The key points I took from Cullen’s work:
- There’s a huge gap between a top-three selection and a four through six selection, which is followed by another gap between the sixth spot and the rest of the draft.
- Again, there’s a big drop between the first round and the second/third rounds, and another big drop from about the 100th pick on, at which point things flatten out – there’s very little difference between drafting 105th and 195th.
- A player taken after the first round but in the first hundred picks has roughly a one-in-three to one-in-four shot at hitting the 100-game plateau in the NHL.
The Hockey Prospectus Take
Again from the summer of 2009, articles by two different writers at Hockey Prospectus. Richard Pollock considered both first round selections and late round selections, while Tom Awad considered the entire draft. Pollock uses both points and games played, while Awad uses Goals-Vs.-Threshold, a unified statistic that compares the value players of all positions generate above replacement-level players.
All the articles are good, but Awad’s method does the best job of comparing players across position objectively, and I like the fact that he weights his findings to reflect the fact that immediate production is better than later production. Plus, his fitted graph does the best job of showing how precipitously draft pick value drops off.
- The first few picks in the draft – especially those in the top five – are vastly superior to other picks, including picks later in the first round.
- Once again, picks outside the first round but in the top-100 are roughly equivalent in value – there is some value in having a higher pick, but that value is not especially strong.
- After the first 100 or so picks, there is almost no difference in the value of a draft pick.
Despite the different methods used and the various writers employing them, the findings from one article to another are extremely similar. I would argue the following, based on the data presented:
Get top-five picks. The top picks in the first round are very, very valuable. Teams moving up into this range cheaply are getting real value. Generally it costs an arm and a leg to acquire a marquee pick, but there are exceptions – for instance, Tampa Bay’s trade of the fourth overall pick in 2002 to Philadelphia for Ruslan Fedotenko.
After the top-five, move down in the first round. Teams trade up all the time to snag players that they like in the first round, but as a rule it is a very bad idea. Teams trading down don’t really lose much value, especially if they aren’t trading down very far.

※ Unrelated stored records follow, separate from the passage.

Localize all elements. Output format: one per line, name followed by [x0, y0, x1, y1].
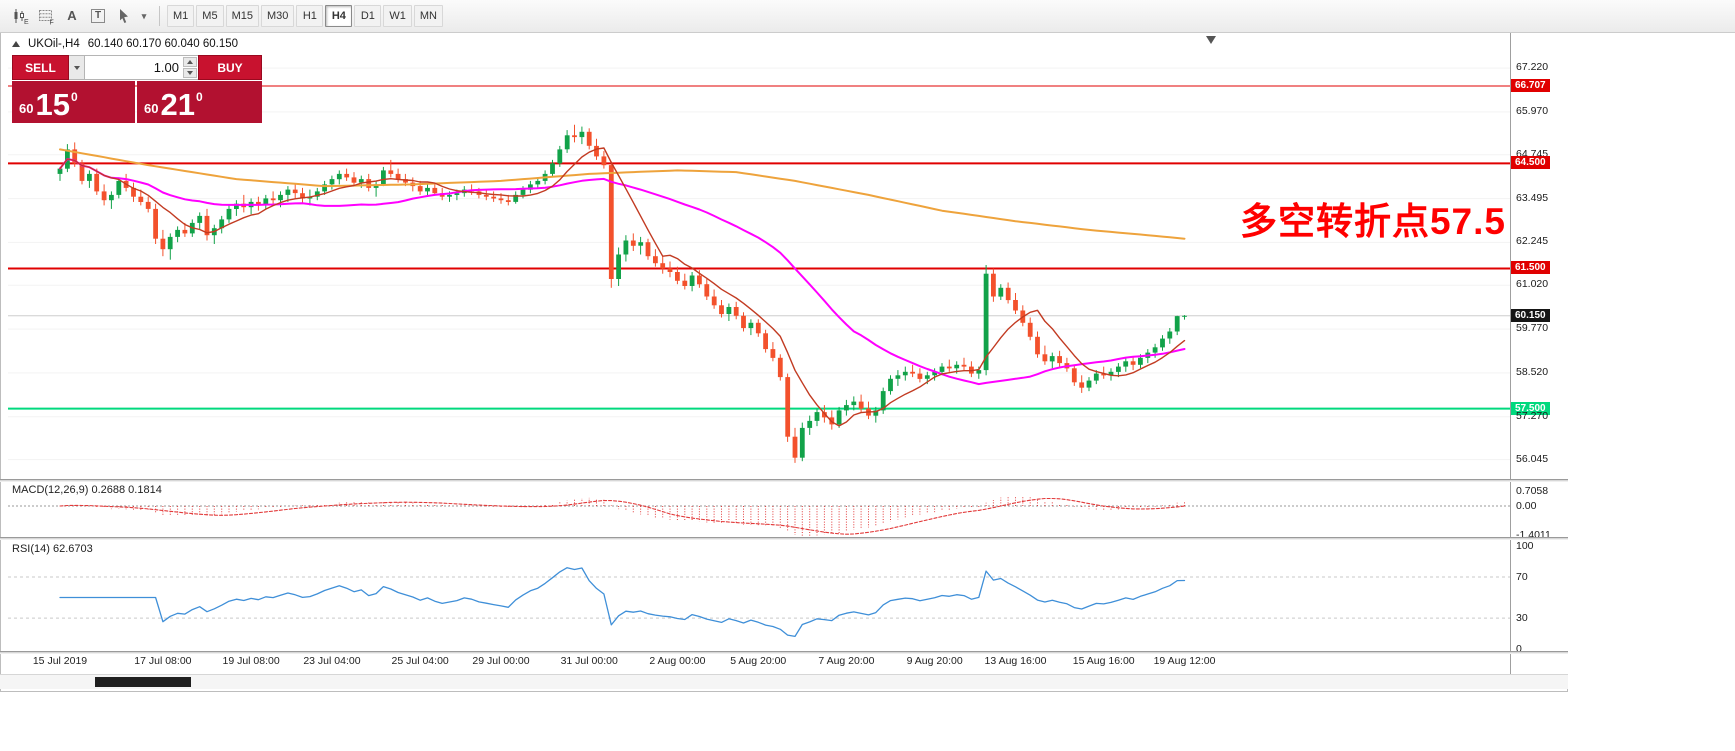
- collapse-panel-icon[interactable]: [12, 41, 20, 47]
- chart-shift-marker[interactable]: [1206, 36, 1216, 44]
- svg-text:F: F: [50, 20, 54, 26]
- crosshair-cursor-icon[interactable]: [112, 4, 136, 28]
- price-axis[interactable]: 67.220 66.707 65.970 64.745 64.500 63.495 62.2…: [1510, 33, 1568, 674]
- volume-increase-button[interactable]: [183, 57, 197, 67]
- timeframe-button-m15[interactable]: M15: [225, 5, 259, 27]
- buy-price-main: 21: [160, 87, 195, 122]
- time-label: 15 Jul 2019: [32, 655, 88, 667]
- cursor-dropdown-icon[interactable]: ▾: [141, 11, 147, 21]
- volume-input[interactable]: [85, 56, 198, 79]
- volume-decrease-button[interactable]: [183, 68, 197, 78]
- buy-price-display[interactable]: 60 21 0: [137, 81, 262, 123]
- panel-separator[interactable]: [0, 537, 1568, 540]
- text-annotation-icon[interactable]: A: [67, 8, 77, 23]
- trend-annotation: 多空转折点57.5: [1239, 201, 1506, 242]
- panel-separator[interactable]: [0, 479, 1568, 482]
- toolbar-separator: [159, 6, 160, 26]
- toolbar-tools: E F A T ▾: [8, 4, 152, 28]
- price-axis-label: 56.045: [1516, 452, 1549, 465]
- time-label: 2 Aug 00:00: [649, 655, 706, 667]
- price-axis-label: 57.270: [1516, 409, 1549, 422]
- price-axis-label: 61.020: [1516, 278, 1549, 291]
- main-chart-plot[interactable]: [8, 46, 1510, 478]
- toolbar: E F A T ▾ M1 M5 M15 M30 H1 H4 D1 W1 MN: [0, 0, 1735, 33]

Top-100 picks outside the first round are not especially good, and are virtually interchangeable. These picks are all about quantity over quality; good players are there to be found but the odds are stacked against any individual selection. Trading a mid-second round pick for two third round selections would seem to be a wise move the majority of the time.
Picks outside the top-100 are all but interchangeable. These picks are all about quantity. Every selection is a long-shot, teams play hunches and snag the favourites of regional scouts, and basically there is very little to separate the players involved except the biases of individual teams and who their scouts have seen.
Contending teams can trade mid- to late-round picks with minimal reluctance. Draft picks after the first round, and especially those outside the top-100, can be spent with almost no hesitation on actual players. For a contending team, acquiring depth or quality via draft picks is an extremely sound strategy.